最後に滞在中追加で頼んだワインや、山への乗馬ツアーの追加精算も済ませた。ステファニーはサムエルに馬術セッションの代金を確認して、もう支払いそびれいているお金はないことがわかった。僕はどの旅先でも念のため領収書をもらう癖がついている。
でもエバーグリーン牧場には、経理システムから発行されるような統一書式の領収書なんてない。だから、ステファニーが白いコピー用紙に直筆で滞在費用を書きとめて、一番下にサインをしてくれた。
サンクリストバル・デ・ラスカサス
エバーグリーン牧場
2018年12月25日
宿泊、食事、馬術アクティビティ代金 3780ペソ
マネージャー ステファニー・ドアレゴン
「これでいいかしら。
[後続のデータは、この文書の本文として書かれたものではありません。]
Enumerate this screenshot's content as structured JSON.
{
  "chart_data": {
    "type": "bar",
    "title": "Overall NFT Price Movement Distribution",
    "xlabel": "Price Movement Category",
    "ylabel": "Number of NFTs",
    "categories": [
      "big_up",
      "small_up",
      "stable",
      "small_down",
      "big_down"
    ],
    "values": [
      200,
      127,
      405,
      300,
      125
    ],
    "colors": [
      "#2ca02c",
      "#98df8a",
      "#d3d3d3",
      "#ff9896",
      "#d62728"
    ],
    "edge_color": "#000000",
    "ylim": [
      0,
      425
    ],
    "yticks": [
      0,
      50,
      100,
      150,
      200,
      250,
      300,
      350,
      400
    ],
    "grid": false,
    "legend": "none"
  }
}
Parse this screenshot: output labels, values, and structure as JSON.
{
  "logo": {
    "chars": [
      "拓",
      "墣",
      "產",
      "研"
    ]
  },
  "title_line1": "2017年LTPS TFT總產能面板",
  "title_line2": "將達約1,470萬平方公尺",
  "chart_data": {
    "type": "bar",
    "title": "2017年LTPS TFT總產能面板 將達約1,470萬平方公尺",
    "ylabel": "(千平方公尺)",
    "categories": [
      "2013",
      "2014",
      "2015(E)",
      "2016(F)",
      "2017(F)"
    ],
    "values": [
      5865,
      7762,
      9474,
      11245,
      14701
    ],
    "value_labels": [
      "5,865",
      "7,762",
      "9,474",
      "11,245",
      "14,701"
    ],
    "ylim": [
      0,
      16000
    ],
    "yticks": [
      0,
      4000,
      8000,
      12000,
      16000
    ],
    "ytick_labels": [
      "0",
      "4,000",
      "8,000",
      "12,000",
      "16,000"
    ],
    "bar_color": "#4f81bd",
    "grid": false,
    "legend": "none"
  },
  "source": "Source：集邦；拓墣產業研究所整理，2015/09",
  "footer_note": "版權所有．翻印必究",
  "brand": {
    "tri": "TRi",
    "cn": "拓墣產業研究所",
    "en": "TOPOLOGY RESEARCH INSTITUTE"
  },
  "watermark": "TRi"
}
『マネージャー』のステファニーって書いておいたからね」
別に役職も何もないんだけれど、と照れくさそうに笑った。おかしくて僕も大笑いした。
「ただマネージャーという言葉が好きで、書いてみたいだけなのよ」
僕のように領収書をくれなんていう旅行者は、エバーグリーン牧場
には来ないようだ。
そしてこの三泊四日の滞在費合計金額は日本円でだいたい二万二千円だった。これが安いか高いかは、初体験だらけだった僕には、もはやどうでもよかった。